We are reporting the results of a retrospective study of cases of scorpion stings between January 2007 – December 2010, the study was taken from the Moroccan Anti-Poison Centre (MAPC).
At the end of our study, we noted the following points :
– A frequency of 111,483 cases of stings and scorpion poisoning from 16 regions in the kingdom.
– An average incidence of 0.87%.
– The age group 15 years or over represented 26.15 % of all patients stung.
– The average sex ratio was 0.96 : this was in favour of females.
– A peak frequency of stings between July and August, representing 45.40% of all stings.
– 91.39% of patients were seen for a sting without poisoning (class I).
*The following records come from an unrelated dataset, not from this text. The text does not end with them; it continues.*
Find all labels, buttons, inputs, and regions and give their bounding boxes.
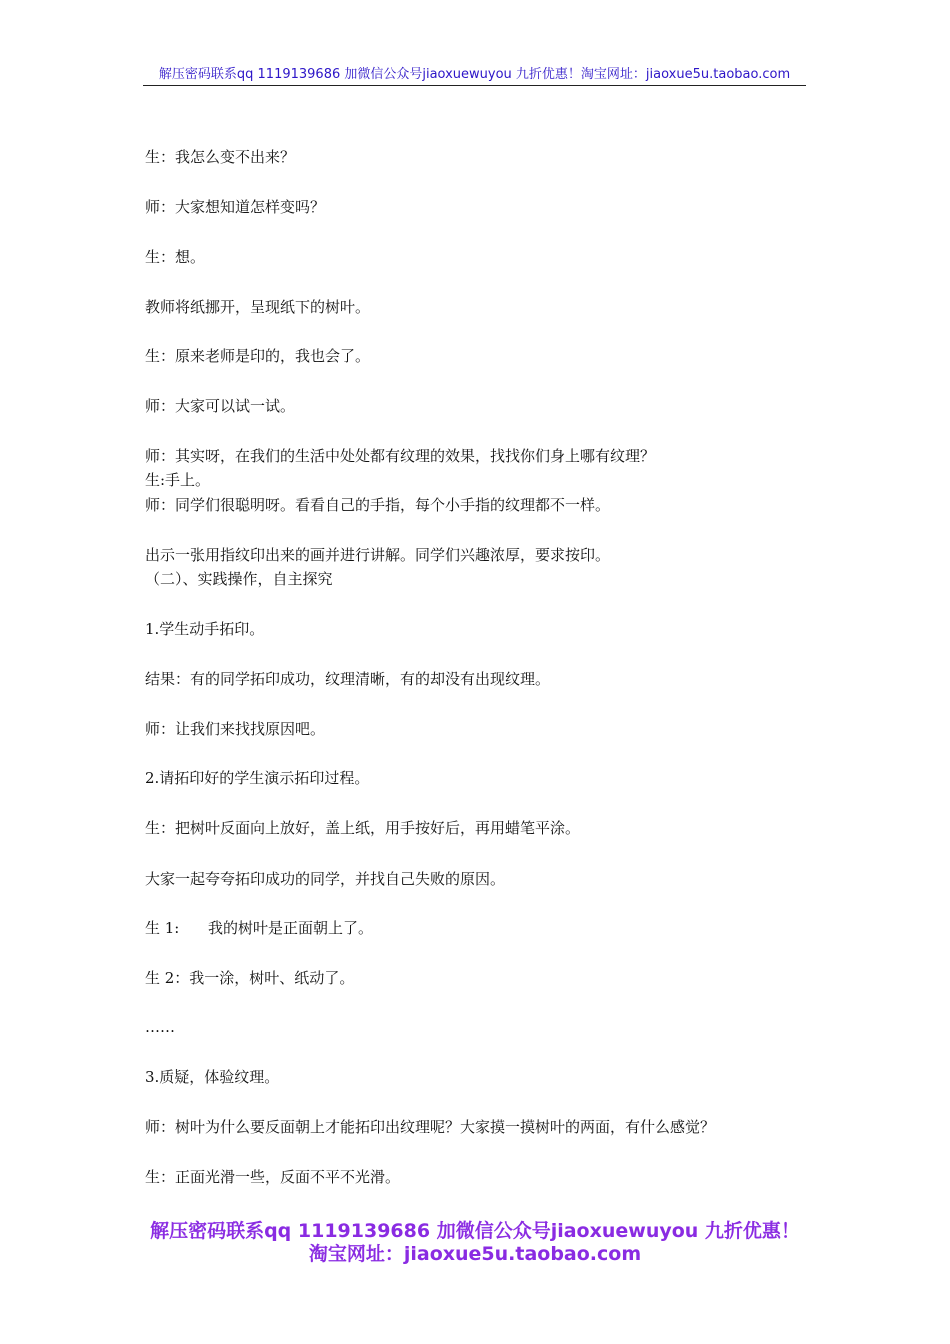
page-header: 解压密码联系qq 1119139686 加微信公众号jiaoxuewuyou 九折优惠！淘宝网址：jiaoxue5u.taobao.com bbox=[143, 66, 806, 86]
ellipsis-line: …… bbox=[145, 1018, 175, 1036]
body-line-6: 师：大家可以试一试。 bbox=[145, 397, 296, 415]
body-line-16: 生：把树叶反面向上放好，盖上纸，用手按好后，再用蜡笔平涂。 bbox=[145, 819, 581, 837]
section-heading-2: （二）、实践操作，自主探究 bbox=[145, 570, 333, 588]
body-line-3: 生：想。 bbox=[145, 248, 206, 266]
body-line-4: 教师将纸挪开，呈现纸下的树叶。 bbox=[145, 298, 371, 316]
body-line-23: 生：正面光滑一些，反面不平不光滑。 bbox=[145, 1168, 401, 1186]
body-line-21: 3.质疑，体验纹理。 bbox=[145, 1068, 280, 1086]
body-line-10: 出示一张用指纹印出来的画并进行讲解。同学们兴趣浓厚，要求按印。 bbox=[145, 546, 611, 564]
body-line-15: 2.请拓印好的学生演示拓印过程。 bbox=[145, 769, 370, 787]
body-line-8: 生:手上。 bbox=[145, 471, 211, 489]
footer-line-1: 解压密码联系qq 1119139686 加微信公众号jiaoxuewuyou 九折优惠！ bbox=[150, 1220, 800, 1242]
body-line-5: 生：原来老师是印的，我也会了。 bbox=[145, 347, 371, 365]
body-line-13: 结果：有的同学拓印成功，纹理清晰，有的却没有出现纹理。 bbox=[145, 670, 551, 688]
body-line-18: 生 1: 我的树叶是正面朝上了。 bbox=[145, 919, 373, 937]
body-line-2: 师：大家想知道怎样变吗？ bbox=[145, 198, 326, 216]
body-line-9: 师：同学们很聪明呀。看看自己的手指，每个小手指的纹理都不一样。 bbox=[145, 496, 611, 514]
body-line-14: 师：让我们来找找原因吧。 bbox=[145, 720, 326, 738]
body-line-7: 师：其实呀，在我们的生活中处处都有纹理的效果，找找你们身上哪有纹理？ bbox=[145, 447, 656, 465]
body-line-17: 大家一起夸夸拓印成功的同学，并找自己失败的原因。 bbox=[145, 870, 506, 888]
footer-line-2: 淘宝网址：jiaoxue5u.taobao.com bbox=[308, 1243, 642, 1265]
body-line-1: 生：我怎么变不出来？ bbox=[145, 148, 296, 166]
body-line-19: 生 2：我一涂，树叶、纸动了。 bbox=[145, 969, 355, 987]
body-line-22: 师：树叶为什么要反面朝上才能拓印出纹理呢？大家摸一摸树叶的两面，有什么感觉？ bbox=[145, 1118, 716, 1136]
body-line-12: 1.学生动手拓印。 bbox=[145, 620, 265, 638]
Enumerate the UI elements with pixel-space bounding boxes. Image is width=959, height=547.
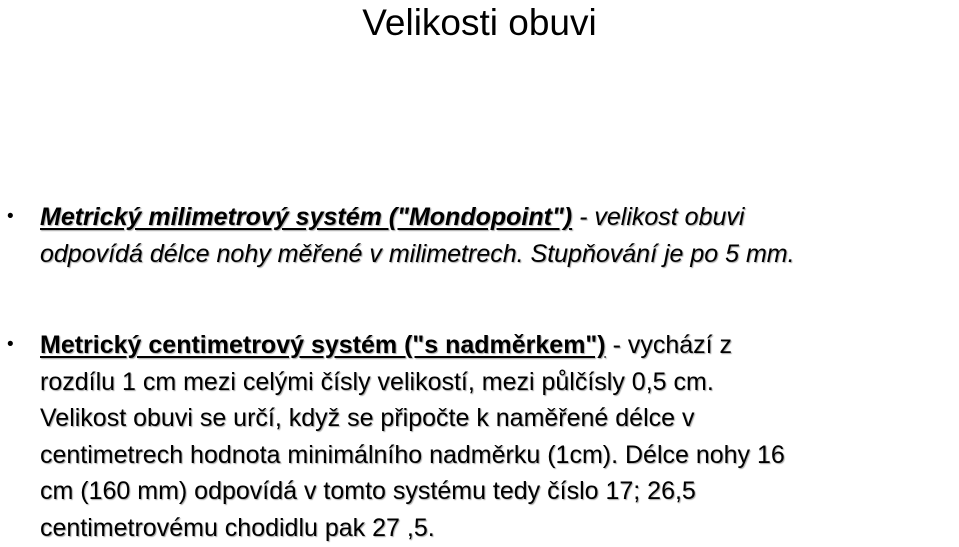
bullet-line: [40, 199, 955, 236]
bullet-text: [40, 199, 955, 272]
bullet-line-text: rozdílu 1 cm mezi celými čísly velikostí, mezi půlčísly 0,5 cm.: [40, 367, 714, 396]
bullet-line-text: Velikost obuvi se určí, když se připočte k naměřené délce v: [40, 404, 695, 432]
bullet-term: Metrický centimetrový systém ("s nadměrkem"): [40, 331, 606, 359]
bullet-line-text: - vychází z: [605, 331, 733, 359]
bullet-line-text: cm (160 mm) odpovídá v tomto systému tedy číslo 17; 26,5: [40, 477, 696, 505]
bullet-line-text: centimetrovému chodidlu pak 27 ,5.: [40, 513, 435, 542]
slide-title: Velikosti obuvi: [362, 2, 597, 43]
bullet-line: [40, 327, 955, 364]
bullet-icon: •: [7, 206, 14, 227]
bullet-line-text: odpovídá délce nohy měřené v milimetrech. Stupňování je po 5 mm.: [40, 239, 795, 268]
bullet-line-text: - velikost obuvi: [572, 203, 745, 231]
bullet-text: [40, 327, 955, 546]
bullet-icon: •: [7, 334, 14, 355]
bullet-line-text: centimetrech hodnota minimálního nadměrku (1cm). Délce nohy 16: [40, 440, 785, 469]
bullet-term: Metrický milimetrový systém ("Mondopoint"): [40, 203, 573, 231]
– 7.44% for poisoning (class II).
– 1.17% for poisoning with severe distress (class III).
– The rate of poisoning was 8.61 % and the rate of fatalities specific to poisoning was 2.73 %.
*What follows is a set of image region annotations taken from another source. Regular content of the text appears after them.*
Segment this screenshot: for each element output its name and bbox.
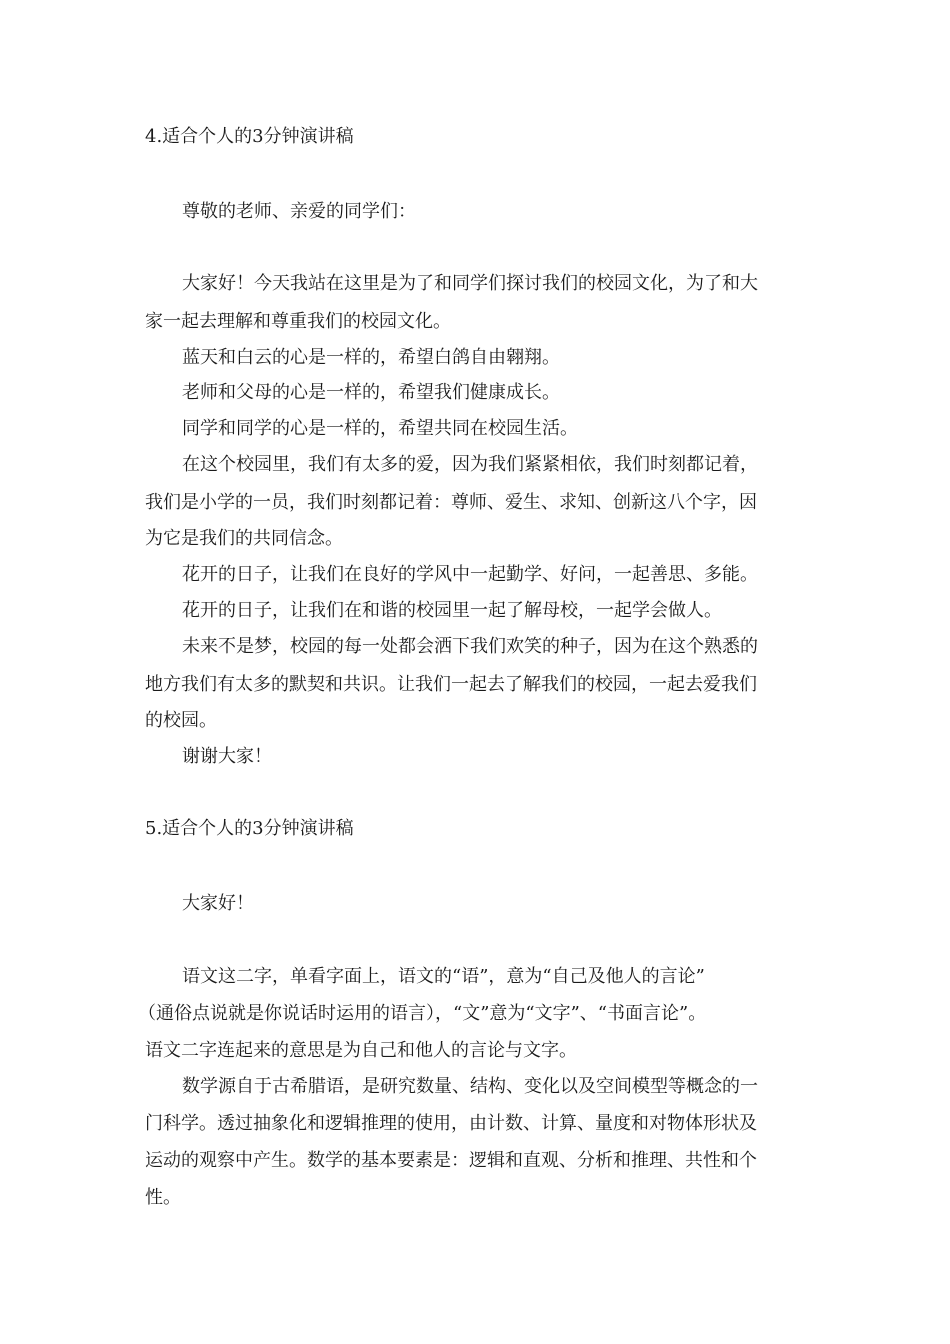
paragraph-line: 在这个校园里，我们有太多的爱，因为我们紧紧相依，我们时刻都记着， — [182, 454, 758, 475]
paragraph-line: 大家好！今天我站在这里是为了和同学们探讨我们的校园文化，为了和大 — [182, 273, 758, 294]
section-4-title: 4.适合个人的3分钟演讲稿 — [145, 126, 354, 147]
paragraph-line: 家一起去理解和尊重我们的校园文化。 — [145, 311, 451, 332]
paragraph-line: 花开的日子，让我们在和谐的校园里一起了解母校，一起学会做人。 — [182, 600, 722, 621]
paragraph-line: 门科学。透过抽象化和逻辑推理的使用，由计数、计算、量度和对物体形状及 — [145, 1113, 757, 1134]
paragraph-line: 花开的日子，让我们在良好的学风中一起勤学、好问，一起善思、多能。 — [182, 564, 758, 585]
paragraph-line: 未来不是梦，校园的每一处都会洒下我们欢笑的种子，因为在这个熟悉的 — [182, 636, 758, 657]
paragraph-line: 蓝天和白云的心是一样的，希望白鸽自由翱翔。 — [182, 347, 560, 368]
section-5-title: 5.适合个人的3分钟演讲稿 — [145, 818, 354, 839]
paragraph-line: 为它是我们的共同信念。 — [145, 528, 343, 549]
section-4-greeting: 尊敬的老师、亲爱的同学们： — [182, 201, 416, 222]
paragraph-line: 老师和父母的心是一样的，希望我们健康成长。 — [182, 382, 560, 403]
paragraph-line: 的校园。 — [145, 710, 217, 731]
paragraph-line: 性。 — [145, 1187, 181, 1208]
paragraph-line: 语文这二字，单看字面上，语文的“语”，意为“自己及他人的言论” — [182, 966, 705, 987]
paragraph-line: 我们是小学的一员，我们时刻都记着：尊师、爱生、求知、创新这八个字，因 — [145, 492, 757, 513]
paragraph-line: 地方我们有太多的默契和共识。让我们一起去了解我们的校园，一起去爱我们 — [145, 674, 757, 695]
section-5-greeting: 大家好！ — [182, 893, 254, 914]
paragraph-line: 语文二字连起来的意思是为自己和他人的言论与文字。 — [145, 1040, 577, 1061]
paragraph-line: （通俗点说就是你说话时运用的语言），“文”意为“文字”、“书面言论”。 — [138, 1003, 707, 1024]
paragraph-line: 数学源自于古希腊语，是研究数量、结构、变化以及空间模型等概念的一 — [182, 1076, 758, 1097]
paragraph-line: 同学和同学的心是一样的，希望共同在校园生活。 — [182, 418, 578, 439]
paragraph-line: 运动的观察中产生。数学的基本要素是：逻辑和直观、分析和推理、共性和个 — [145, 1150, 757, 1171]
paragraph-line: 谢谢大家！ — [182, 746, 272, 767]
– The patients were simply put under observation in 85.42% of
cases up to a PPT of 4 hours, 9.67% were referred to another healthcare centre, and 4.91% were hospitalised.
– Their fitness to be referred was 50.77%.
– The patients received symptomatic treatment in 14.58 % of cases, 85.42 % did not need treatment.
– Progress was good in 99.77% of cases.
– Among the 262 deaths, 243 were of patients aged less than 15, with a general fatality rate of 0.23%, and a mortality rate specific to scorpion stings of 0.0019‰.
– The study of variability of incidences, fatalities and mortalities in terms of regions, allowed us to distinguish between three variable endemic areas:
1. a high endemic area with raised mortality
2. an average endemic area with poor mortality
3. a very weak endemic area with little or no mortality
The rationalisation of drug consumption and the hospitalisation of patients who are victims of scorpion stings are certainly the fruits of the MAPC’s strategy for the management of the hospital. However, the rate of incidences and the mortality rate remains high, which is the result of insufficient resources to deal with patients suffering from scorpion poisoning who are admitted to intensive care and a prevention programme.